En este sentido, en Badajoz, sobre un promontorio rocoso a 565 metros de altitud y dominando toda la localidad de Capilla, se alza uno de los castillos más singulares de la región. Este enclave estratégico ha sido testigo de importantes episodios históricos desde la época islámica hasta su conversión en un bastión templario en la Edad Media.
Una fortaleza estratégica desde sus orígenes islámicos
Construido sobre un cerro de esquistos fuertemente plegados y fracturados, el castillo ofrece un amplio dominio visual sobre la confluencia de los ríos Zújar y Esteras, que articulaban los pasos naturales de la región.
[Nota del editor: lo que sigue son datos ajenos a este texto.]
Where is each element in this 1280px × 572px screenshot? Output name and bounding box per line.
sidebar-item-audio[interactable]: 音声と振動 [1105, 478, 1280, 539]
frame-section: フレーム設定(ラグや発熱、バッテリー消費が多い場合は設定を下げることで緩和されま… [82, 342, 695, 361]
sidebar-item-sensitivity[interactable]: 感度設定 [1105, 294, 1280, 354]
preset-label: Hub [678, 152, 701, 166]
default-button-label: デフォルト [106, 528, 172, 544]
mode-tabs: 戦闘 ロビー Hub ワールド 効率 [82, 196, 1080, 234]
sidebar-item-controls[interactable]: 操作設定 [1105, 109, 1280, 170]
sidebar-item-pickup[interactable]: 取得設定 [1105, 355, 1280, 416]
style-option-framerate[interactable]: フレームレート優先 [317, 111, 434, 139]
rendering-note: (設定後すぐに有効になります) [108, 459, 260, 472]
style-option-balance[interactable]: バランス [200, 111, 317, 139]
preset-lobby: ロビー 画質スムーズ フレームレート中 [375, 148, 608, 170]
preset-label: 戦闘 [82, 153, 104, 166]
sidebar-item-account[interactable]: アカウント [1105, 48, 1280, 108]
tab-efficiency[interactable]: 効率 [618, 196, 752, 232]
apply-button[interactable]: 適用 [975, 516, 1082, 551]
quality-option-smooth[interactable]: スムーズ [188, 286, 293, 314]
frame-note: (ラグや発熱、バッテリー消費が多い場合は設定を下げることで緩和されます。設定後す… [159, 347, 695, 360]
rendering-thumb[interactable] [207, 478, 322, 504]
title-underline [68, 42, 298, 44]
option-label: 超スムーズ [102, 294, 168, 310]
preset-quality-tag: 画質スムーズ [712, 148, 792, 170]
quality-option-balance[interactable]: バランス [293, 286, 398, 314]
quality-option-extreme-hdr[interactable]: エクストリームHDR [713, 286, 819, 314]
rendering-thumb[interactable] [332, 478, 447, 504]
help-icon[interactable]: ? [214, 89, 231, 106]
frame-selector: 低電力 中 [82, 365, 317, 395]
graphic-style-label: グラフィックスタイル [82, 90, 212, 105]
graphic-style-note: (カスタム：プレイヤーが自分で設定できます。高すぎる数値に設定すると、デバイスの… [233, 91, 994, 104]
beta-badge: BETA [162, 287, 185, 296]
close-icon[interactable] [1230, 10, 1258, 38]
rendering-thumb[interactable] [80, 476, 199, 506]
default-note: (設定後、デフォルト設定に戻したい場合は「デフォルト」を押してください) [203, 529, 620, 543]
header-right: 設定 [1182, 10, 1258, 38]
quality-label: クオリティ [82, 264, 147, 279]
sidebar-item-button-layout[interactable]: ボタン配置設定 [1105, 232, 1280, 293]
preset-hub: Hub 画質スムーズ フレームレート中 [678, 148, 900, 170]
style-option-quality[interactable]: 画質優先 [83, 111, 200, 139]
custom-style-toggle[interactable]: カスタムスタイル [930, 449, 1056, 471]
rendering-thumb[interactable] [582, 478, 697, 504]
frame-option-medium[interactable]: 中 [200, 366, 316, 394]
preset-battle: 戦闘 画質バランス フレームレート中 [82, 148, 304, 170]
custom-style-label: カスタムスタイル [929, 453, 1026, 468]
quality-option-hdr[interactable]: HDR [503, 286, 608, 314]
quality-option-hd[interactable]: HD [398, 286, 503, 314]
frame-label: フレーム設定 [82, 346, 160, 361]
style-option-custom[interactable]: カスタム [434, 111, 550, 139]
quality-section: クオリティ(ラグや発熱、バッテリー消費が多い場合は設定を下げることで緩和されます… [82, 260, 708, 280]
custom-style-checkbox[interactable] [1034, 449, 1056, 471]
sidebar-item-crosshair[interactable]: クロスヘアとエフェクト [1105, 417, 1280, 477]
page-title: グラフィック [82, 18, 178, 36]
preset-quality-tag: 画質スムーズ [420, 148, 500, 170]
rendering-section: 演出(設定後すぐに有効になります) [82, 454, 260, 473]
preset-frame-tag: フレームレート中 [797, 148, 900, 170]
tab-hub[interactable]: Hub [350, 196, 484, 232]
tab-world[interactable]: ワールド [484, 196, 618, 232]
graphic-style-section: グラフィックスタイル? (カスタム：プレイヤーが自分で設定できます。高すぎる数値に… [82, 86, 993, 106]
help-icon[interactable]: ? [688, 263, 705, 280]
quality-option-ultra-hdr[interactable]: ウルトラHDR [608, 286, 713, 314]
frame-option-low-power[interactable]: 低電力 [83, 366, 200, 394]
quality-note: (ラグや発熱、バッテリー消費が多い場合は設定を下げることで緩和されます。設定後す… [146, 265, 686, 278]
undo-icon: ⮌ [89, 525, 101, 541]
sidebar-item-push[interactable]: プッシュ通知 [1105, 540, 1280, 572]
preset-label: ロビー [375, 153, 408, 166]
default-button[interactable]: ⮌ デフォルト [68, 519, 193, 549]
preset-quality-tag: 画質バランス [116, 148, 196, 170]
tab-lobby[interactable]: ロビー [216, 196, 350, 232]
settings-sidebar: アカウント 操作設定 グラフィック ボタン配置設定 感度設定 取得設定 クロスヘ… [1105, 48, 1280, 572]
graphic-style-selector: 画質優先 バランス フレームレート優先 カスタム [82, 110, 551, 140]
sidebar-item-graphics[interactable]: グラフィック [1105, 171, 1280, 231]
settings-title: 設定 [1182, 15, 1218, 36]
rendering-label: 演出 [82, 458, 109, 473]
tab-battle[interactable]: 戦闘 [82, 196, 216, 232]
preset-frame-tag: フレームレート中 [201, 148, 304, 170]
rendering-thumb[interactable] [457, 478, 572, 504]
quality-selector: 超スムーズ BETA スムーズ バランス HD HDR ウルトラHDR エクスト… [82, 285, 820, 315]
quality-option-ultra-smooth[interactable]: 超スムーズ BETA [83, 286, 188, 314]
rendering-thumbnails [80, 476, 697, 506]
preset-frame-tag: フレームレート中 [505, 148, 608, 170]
Este posicionamiento geográfico lo convirtió en un punto clave para controlar las rutas hacia Mérida, Sevilla, Córdoba, Almadén y Toledo. La importancia del enclave ya era reconocida en la época islámica, cuando el castillo servía como centro de control estratégico y administrativo.

La fortaleza fue descrita por la Crónica Latina de los Reyes de Castilla como “…fortísima y populosa…” en el momento de su conquista por las tropas de Fernando III en 1226, tras un prolongado asedio que destacó por su intensidad y la insistencia de la reina madre, doña Berenguela, en no abandonarlo. Tras su rendición en 1226, Fernando III cedió el castillo, la villa y el señorío de Capilla a la Orden del Temple en 1236. Bajo su gestión, el castillo se convirtió en el centro administrativo y fiscal de una extensa encomienda militar.
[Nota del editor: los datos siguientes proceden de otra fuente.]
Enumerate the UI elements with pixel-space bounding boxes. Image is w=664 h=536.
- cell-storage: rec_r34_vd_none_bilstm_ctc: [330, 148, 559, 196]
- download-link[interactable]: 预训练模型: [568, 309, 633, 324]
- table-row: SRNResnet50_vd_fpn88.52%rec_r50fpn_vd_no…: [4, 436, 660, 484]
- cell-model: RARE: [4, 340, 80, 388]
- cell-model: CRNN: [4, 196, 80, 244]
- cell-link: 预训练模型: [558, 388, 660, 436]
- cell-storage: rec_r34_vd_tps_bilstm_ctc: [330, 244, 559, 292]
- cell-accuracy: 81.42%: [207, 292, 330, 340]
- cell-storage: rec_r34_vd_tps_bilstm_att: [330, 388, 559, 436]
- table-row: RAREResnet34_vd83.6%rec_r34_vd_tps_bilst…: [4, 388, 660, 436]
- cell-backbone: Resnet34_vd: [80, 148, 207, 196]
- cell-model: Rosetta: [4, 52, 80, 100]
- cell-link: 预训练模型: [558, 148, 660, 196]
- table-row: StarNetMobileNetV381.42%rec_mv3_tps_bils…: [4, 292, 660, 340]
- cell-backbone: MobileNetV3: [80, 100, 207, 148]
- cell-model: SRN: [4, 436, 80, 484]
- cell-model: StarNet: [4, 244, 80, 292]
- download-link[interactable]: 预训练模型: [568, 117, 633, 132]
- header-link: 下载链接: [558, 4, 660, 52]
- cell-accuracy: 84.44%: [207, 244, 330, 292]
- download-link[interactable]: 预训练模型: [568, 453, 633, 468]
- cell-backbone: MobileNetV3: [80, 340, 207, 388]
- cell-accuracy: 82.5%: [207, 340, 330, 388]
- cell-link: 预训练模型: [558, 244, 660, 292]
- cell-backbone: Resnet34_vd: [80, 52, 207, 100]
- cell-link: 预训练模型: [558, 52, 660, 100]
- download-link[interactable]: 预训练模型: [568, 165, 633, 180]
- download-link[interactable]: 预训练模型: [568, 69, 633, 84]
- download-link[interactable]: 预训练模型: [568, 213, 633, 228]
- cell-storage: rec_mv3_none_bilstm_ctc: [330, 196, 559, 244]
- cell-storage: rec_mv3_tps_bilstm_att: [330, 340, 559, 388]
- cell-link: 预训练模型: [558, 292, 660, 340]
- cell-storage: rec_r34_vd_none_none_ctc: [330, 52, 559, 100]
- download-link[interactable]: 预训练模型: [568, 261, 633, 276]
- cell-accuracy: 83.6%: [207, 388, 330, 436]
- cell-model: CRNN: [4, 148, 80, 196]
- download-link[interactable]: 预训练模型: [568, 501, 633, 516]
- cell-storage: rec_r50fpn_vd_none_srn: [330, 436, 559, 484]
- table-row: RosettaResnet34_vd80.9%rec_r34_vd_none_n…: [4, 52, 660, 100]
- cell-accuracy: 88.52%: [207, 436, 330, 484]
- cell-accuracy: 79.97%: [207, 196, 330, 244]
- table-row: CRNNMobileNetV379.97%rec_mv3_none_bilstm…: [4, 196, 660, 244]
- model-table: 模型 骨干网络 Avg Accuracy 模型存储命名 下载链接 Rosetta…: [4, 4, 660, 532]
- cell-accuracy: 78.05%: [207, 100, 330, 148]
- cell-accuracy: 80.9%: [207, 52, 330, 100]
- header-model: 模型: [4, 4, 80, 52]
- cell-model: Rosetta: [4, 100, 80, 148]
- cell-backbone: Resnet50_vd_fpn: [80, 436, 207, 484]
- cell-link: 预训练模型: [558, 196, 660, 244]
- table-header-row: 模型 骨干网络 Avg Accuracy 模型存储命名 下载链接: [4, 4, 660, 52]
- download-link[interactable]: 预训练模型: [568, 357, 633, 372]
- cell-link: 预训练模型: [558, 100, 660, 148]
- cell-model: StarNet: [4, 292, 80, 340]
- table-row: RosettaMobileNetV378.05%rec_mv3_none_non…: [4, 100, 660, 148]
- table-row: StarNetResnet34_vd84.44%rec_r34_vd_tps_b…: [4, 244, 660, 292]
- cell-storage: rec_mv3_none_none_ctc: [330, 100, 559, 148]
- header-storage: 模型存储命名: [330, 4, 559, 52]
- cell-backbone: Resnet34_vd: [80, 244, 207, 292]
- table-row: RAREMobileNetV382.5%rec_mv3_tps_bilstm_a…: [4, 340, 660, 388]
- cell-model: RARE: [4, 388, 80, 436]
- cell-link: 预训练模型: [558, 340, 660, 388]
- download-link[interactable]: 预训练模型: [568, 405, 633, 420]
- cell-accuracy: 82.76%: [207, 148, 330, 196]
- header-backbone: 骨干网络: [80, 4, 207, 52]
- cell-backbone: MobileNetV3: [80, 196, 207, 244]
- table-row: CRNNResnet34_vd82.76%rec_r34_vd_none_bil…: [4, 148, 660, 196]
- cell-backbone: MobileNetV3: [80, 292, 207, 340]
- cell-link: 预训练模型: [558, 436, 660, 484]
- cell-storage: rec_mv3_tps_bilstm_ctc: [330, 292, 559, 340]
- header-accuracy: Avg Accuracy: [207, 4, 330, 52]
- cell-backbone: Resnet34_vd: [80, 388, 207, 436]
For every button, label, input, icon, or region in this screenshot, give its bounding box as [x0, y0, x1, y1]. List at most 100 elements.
La red de vías pecuarias en la zona consolidó su importancia económica, principalmente como punto de control para el tránsito de ganados trashumantes. El dominio templario también incluyó la vecina fortaleza de Almorchón, adquirida en diciembre de 1236. Sin embargo, la disolución de la Orden del Temple en 1312 provocó disputas territoriales, siendo la Orden de Calatrava una de las principales contendientes por estos extensos dominios.
A día de hoy, la fortaleza es el reflejo de todos estos acontecimientos gracias a sus imponentes murallas y torres. Sin embargo, se encuentra en un estado de ruinas donde se conservan algunas de sus partes. Aun así, desde sus muros se pueden disfrutar de una de las mejores vistas de la comarca, ya que se puede contemplar en todo su esplendor todo el curso del río Zújar, así como un conjunto de paisajes que dejan con la boca abierta.
Descubrimientos arqueológicos que revelan su historia

Los restos arqueológicos del castillo de Capilla muestran una riqueza histórica notable. Entre los hallazgos destacan dos aljibes situados en el primer recinto de la fortaleza, uno de los cuales fue descubierto recientemente. Estas estructuras, junto con el muro de tapial islámico del lateral sureste, ofrecen pistas sobre las técnicas constructivas y la funcionalidad del castillo en época islámica.
Otro hallazgo significativo es el poblado almohade situado al suroeste del castillo, fuera de los recintos amurallados, lo que sugiere una organización urbana más amplia que complementaba las funciones defensivas y administrativas de la fortaleza. Igualmente, la ubicación del castillo, con el río Zújar como barrera natural al norte y el perfil cónico del cerro, lo hacía prácticamente inexpugnable. Esta ventaja defensiva fue clave durante el asedio de Fernando III, quien empleó máquinas de asedio y torres de ataque para someter la fortaleza.
Cómo llegar
Desde Badajoz, el viaje es de alrededor de 2 horas y 30 minutos por la carretera A-5. Por su parte, desde Ciudad Real el trayecto tiene una duración estimada de 1 hora y 35 minutos por la vía CM-4110.